Being a teacher is not always about educating young people. As a teacher, you will have a unique relationship with your class and can sometimes be the one person that a student turns to for emotional support if they are struggling.


Mental health and wellbeing are much more prevalent in the mainstream nowadays; it’s refreshing to see intervention being implemented at an earlier age. What I mean by that is mental health doesn’t just affect teenagers and adults, but it impacts the younger generation too. There are already several coping strategies in place and education should be no different. Just remember it’s alright to discuss feelings, speaking to someone personally or professionally really can make all the difference!

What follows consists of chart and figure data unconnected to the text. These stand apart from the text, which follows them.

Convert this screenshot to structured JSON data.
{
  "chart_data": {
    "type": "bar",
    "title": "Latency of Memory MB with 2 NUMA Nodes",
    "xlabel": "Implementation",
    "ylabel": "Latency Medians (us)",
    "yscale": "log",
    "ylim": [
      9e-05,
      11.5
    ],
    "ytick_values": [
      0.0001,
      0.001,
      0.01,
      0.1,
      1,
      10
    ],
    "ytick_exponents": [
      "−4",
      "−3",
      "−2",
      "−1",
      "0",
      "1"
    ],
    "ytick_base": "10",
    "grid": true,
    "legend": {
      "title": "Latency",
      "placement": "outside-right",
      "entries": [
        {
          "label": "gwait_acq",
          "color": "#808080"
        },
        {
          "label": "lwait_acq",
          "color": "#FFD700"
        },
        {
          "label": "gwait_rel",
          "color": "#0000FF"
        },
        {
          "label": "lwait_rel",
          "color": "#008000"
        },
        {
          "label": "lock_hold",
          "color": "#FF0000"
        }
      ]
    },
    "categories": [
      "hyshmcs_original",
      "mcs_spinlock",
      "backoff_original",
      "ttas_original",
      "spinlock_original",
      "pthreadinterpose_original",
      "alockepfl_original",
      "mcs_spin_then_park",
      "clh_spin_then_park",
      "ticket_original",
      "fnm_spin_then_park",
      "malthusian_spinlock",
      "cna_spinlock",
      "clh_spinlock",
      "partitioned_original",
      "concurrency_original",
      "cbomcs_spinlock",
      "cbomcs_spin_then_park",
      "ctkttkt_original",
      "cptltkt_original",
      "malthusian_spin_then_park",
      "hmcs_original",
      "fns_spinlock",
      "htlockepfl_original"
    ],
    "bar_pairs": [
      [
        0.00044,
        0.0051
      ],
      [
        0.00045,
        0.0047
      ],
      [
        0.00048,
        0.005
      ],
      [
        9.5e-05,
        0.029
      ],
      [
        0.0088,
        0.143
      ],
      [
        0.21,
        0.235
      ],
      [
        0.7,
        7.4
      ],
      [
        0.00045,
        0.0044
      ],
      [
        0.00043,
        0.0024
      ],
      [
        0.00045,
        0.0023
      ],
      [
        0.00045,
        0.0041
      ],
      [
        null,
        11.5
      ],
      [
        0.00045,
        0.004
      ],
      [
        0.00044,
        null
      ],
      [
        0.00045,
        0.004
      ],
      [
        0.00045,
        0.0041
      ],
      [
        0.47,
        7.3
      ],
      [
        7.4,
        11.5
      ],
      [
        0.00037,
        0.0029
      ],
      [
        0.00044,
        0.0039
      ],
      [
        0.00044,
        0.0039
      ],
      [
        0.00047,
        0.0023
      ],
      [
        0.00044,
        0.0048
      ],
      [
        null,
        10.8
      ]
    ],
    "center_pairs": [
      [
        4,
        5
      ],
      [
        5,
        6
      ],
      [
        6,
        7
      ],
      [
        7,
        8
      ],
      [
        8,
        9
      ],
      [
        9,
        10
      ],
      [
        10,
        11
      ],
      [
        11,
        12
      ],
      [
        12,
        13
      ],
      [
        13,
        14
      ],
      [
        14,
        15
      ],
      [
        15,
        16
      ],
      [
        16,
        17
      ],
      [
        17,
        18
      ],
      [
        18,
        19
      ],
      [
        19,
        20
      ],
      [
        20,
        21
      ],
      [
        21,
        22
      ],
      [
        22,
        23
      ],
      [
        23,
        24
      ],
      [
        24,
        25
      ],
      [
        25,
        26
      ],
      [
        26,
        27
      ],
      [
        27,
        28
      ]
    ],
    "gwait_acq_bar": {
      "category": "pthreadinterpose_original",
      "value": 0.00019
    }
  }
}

It may be difficult to notice when a student needs help, so it is a good idea to be aware of your surroundings and take note of some simple techniques to help support those who may need someone to talk to. You can take steps to recognise mental health issues within your classroom and educate yourself on how to approach these situations. This will ensure that the children have a safe environment and will feel comfortable confiding in you.

You may notice that a student is acting differently and it is starting to affect their learning. Some signs to look out for could be:


  • constantly thinking or talking about their problem/s
  • acting and being very out of character (for example, a quiet person becoming loud and wild or an outgoing person becoming quiet)
  • changes in mood/unexpected outbursts of emotion
  • feeling/looking tired
  • unable to focus
  • changes to eating habits
  • avoiding friends and social events that they would normally be part of

If you have concerns for the welfare of a child, there are a few ways in which you can approach the subject:


  • Listen – It is important that students feel they can express their concerns without fear of judgement or unfair treatment. If this means simply listening to their issues, that may be all they need.
  • Offer help – without enforcing help that they may not want, you can make them aware of counselling/support services that are available to them.
  • Seek advice – If the issue is more serious than you originally thought, you may need to make the student aware that you cannot keep it confidential and the details may need to be passed on to a higher authority.